Can I deem the Covid-19 pandemic to be a force majeure event?

English law has no general rule of force majeure and so whether the Covid-19 outbreak is a force majeure event will depend on the drafting and interpretation of each specific contract.  Therefore, you will need to consider the following:

  1. Does the contract include a clause (which need not be labelled “force majeure”) which anticipates that there may be some sort of supervening event beyond the control of the parties that may affect the performance of a contract, and which provides contractual relief for one or both parties from performance of some or all of their obligations as a result?
  2. Does the contract’s concept of force majeure event as drafted apply to the Covid-19 crisis?  Some clauses will specifically refer to ‘epidemics’, ‘pandemics’, ’diseases’, ‘action taken by Government imposing a restriction’ or ‘non-performance by suppliers or contractors’.  Be careful as even if there clearly was a force majeure event, its effect will depend on the facts, i.e. did the event actually prevent, hinder or delay a party from performing an obligation?
  3. The general language of “Act of God” is said to mean “such a direct and violent and sudden and irresistible act of Nature as the defendant could not, by any amount of ability, foresee would happen, or, if he could foresee that it would happen, he could not by any amount of care and skill resist, so as to prevent its effect”. A pandemic, which involves no human agency, may well sit within such meaning.
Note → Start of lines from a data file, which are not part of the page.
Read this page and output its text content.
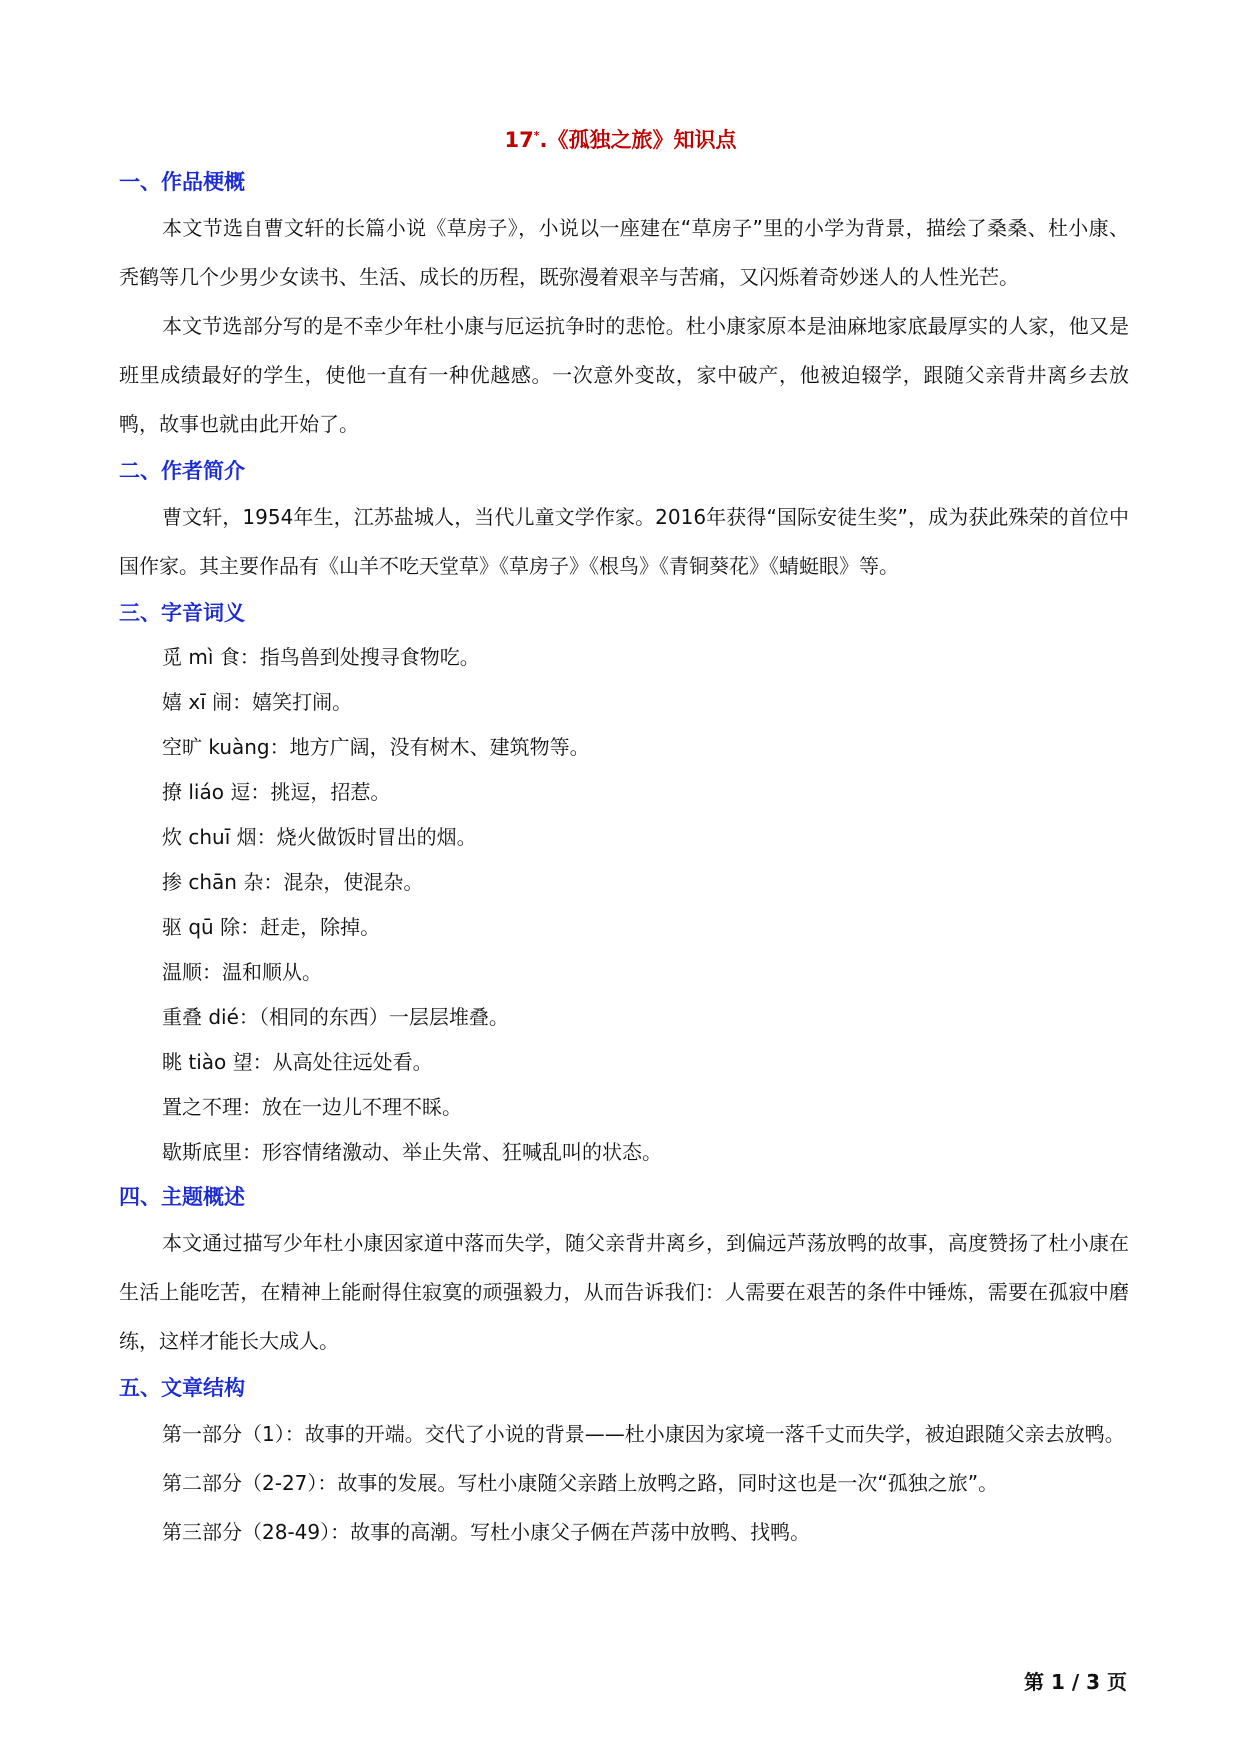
17*.《孤独之旅》知识点
一、作品梗概

本文节选自曹文轩的长篇小说《草房子》，小说以一座建在“草房子”里的小学为背景，描绘了桑桑、杜小康、秃鹤等几个少男少女读书、生活、成长的历程，既弥漫着艰辛与苦痛，又闪烁着奇妙迷人的人性光芒。

本文节选部分写的是不幸少年杜小康与厄运抗争时的悲怆。杜小康家原本是油麻地家底最厚实的人家，他又是班里成绩最好的学生，使他一直有一种优越感。一次意外变故，家中破产，他被迫辍学，跟随父亲背井离乡去放鸭，故事也就由此开始了。

二、作者简介

曹文轩，1954年生，江苏盐城人，当代儿童文学作家。2016年获得“国际安徒生奖”，成为获此殊荣的首位中国作家。其主要作品有《山羊不吃天堂草》《草房子》《根鸟》《青铜葵花》《蜻蜓眼》等。

三、字音词义

觅 mì 食：指鸟兽到处搜寻食物吃。

嬉 xī 闹：嬉笑打闹。

空旷 kuàng：地方广阔，没有树木、建筑物等。

撩 liáo 逗：挑逗，招惹。

炊 chuī 烟：烧火做饭时冒出的烟。

掺 chān 杂：混杂，使混杂。

驱 qū 除：赶走，除掉。

温顺：温和顺从。

重叠 dié：（相同的东西）一层层堆叠。

眺 tiào 望：从高处往远处看。

置之不理：放在一边儿不理不睬。

歇斯底里：形容情绪激动、举止失常、狂喊乱叫的状态。

四、主题概述

本文通过描写少年杜小康因家道中落而失学，随父亲背井离乡，到偏远芦荡放鸭的故事，高度赞扬了杜小康在生活上能吃苦，在精神上能耐得住寂寞的顽强毅力，从而告诉我们：人需要在艰苦的条件中锤炼，需要在孤寂中磨练，这样才能长大成人。

五、文章结构

第一部分（1）：故事的开端。交代了小说的背景——杜小康因为家境一落千丈而失学，被迫跟随父亲去放鸭。

第二部分（2-27）：故事的发展。写杜小康随父亲踏上放鸭之路，同时这也是一次“孤独之旅”。

第三部分（28-49）：故事的高潮。写杜小康父子俩在芦荡中放鸭、找鸭。

第 1 / 3 页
What is the effect of invoking a force majeure provision?

Typically, if a force majeure event occurs, common provisions may:

  1. Excuse one or both parties from performing the contract, in whole or in part; or
  2. Allow one or both parties to suspend or defer performance.

Note that in most contracts, the affected party will also need to show that the force majeure trigger has prevented, delayed or hindered its performance. Other common provisions may require the affected party to:

  1. Take reasonable steps to avoid or mitigate the event or its consequences.
  2. Notify the other party and keep it informed.

What if we don’t have a force majeure clause?

If the contract lacks a force majeure clause, no particular relief will necessarily flow from situations the parties might consider force majeure and so a party who is now unable to perform may be in breach of contract, even if the party is not morally to blame.  Fault is not a requirement for breach, unless the contract says it is.  If the failure to perform is a breach, it will normally give the other party the right to claim damages, and possibly also the right to terminate.